Rose Leaf Ragtime Club February Meeting (2/22/1998)
It threatened to rain all day but only drizzled around the edges. A fitting tribute to old George (Washington) on his birthday. Since last meeting another George (McClellan) had tuned up the IHOP piano, but it still had some illnesses requiring emergency servicing during the meeting. But our piano experts unstuck keys and kept them jumping for the duration. Eric Marchese reported that he knew of a used upright that we might acquire for a nominal sum if suitably supported by donations. He will inquire further. Our organization moves forward: Becky Todd took over the cashier's task—if we distribute flyers, etc., we will apply to her for reimbursement. Charles Carpenter has continued the search for an alternate venue but has not as yet found a suitable spot; if we acquire a piano most places would not store it between meetings and moving it in and out would be onerous and/or expensive.
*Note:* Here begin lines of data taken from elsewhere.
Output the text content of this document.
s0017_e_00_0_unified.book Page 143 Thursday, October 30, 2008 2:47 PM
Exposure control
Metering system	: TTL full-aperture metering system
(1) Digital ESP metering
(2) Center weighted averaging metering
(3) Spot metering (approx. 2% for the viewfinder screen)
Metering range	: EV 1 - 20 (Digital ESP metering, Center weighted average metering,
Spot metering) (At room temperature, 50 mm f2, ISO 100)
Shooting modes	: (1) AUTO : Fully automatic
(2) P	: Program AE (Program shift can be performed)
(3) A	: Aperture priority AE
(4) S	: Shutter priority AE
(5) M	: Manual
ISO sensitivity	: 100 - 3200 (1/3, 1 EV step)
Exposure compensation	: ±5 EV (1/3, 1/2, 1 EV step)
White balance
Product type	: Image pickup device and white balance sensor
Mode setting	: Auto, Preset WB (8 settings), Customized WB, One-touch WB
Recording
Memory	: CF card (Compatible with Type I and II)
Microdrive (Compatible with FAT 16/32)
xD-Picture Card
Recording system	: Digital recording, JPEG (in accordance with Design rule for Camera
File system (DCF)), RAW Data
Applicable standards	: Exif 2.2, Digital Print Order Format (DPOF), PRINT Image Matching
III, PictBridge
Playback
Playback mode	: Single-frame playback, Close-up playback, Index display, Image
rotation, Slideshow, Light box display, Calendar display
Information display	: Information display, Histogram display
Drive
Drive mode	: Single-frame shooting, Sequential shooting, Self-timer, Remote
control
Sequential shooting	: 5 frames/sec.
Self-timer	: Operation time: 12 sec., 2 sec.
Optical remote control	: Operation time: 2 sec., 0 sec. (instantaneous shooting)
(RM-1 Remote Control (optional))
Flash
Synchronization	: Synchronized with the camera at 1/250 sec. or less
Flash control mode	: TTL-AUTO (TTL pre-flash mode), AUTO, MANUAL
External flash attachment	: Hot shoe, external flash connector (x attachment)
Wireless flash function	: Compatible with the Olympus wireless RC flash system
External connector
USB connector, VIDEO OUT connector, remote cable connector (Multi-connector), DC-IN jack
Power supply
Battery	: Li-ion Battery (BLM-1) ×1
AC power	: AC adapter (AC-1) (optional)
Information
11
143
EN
With Eric Marchese at the helm we got under way with our namesake, "The Rose Leaf Rag" followed by the Joplin/Chavin collaboration, "Heliotrope Bouquet," and a lively "Swipsey Cakewalk." He also played Scott's "New Era Rag" and closed his set with Tom Brier's "Rose Blossoms" (circa 1995).
He called up Sally Pelke who played Eric's three-rag suite written to honor the big three ragtime composers: "Uncle James" for James Scott, "One for JFL" for Joe Lamb, and "A Dream of Ragtime" for Joplin. Eric was inspired to write the suite by the appearance at the Sedalia Scott Joplin Festival of some surviving relatives of the great composers: Joplin's niece, Scott's grand nephew and Joe Lamb's daughter Patricia. To the best of his ability he tried to use the composers' techniques in writing the pieces, analyzing their unique phrasings and incorporating similar notes in his rags.
John Roache took over with a brief pitch for his MIDI-produced CD and Cassettes to play, first, "Pine Apple Rag," followed by Jack Rummel's "Lone Jack to Knob Noster" (another tribute to the Sedalia festival), and "Weeping Willow." After a pause for piano repairs he encored with "Maple Leaf Rag."
Eric Marchese reprised with two 1903 Joplin efforts, the music for a song, "Little Black Baby," and "Palm Leaf Rag."
After the break, Gary Rametta, a longtime silent fan, came up from Rancho Palos Verdes to play "Scott Joplin's New Rag", "Elite Syncopations" and his "Grace and Beauty," plus "Peacherine" and "Sunflower Slow Drag."
Gary said that what he likes about ragtime is the depth of the documentation. While "The Sting" was a force in marginalizing ragtime, beyond Joplin there is genius—something to learn—in every rag. A very good effort! Gary has learned well.
Eric Marchese continued our education by playing his "Grape Vine, A Rag in Good Taste" that he based on Joplin's "Fig Leaf Rag, A High Class Rag" but with some James Scott influences. Eric played some simlar phrases from his own rag in contrast with the originals. Except for some shifts in key, etc., very similar. He further played a pair of Scott rags, "Quality Rag" and "Rag Sentimental" to point out that the third strain in both rags was very much the same.
George McClellan gave us a question and answer session with "Who's Sorry Now" and "I'm Sorry, Dear." He followed that with "All by Myself (in the Moonlight)" and his own composition, "Crazy Legs" (1995).
Eric closed the festivities with "Solace." Next Meeting March 29, same place, same time, same piano.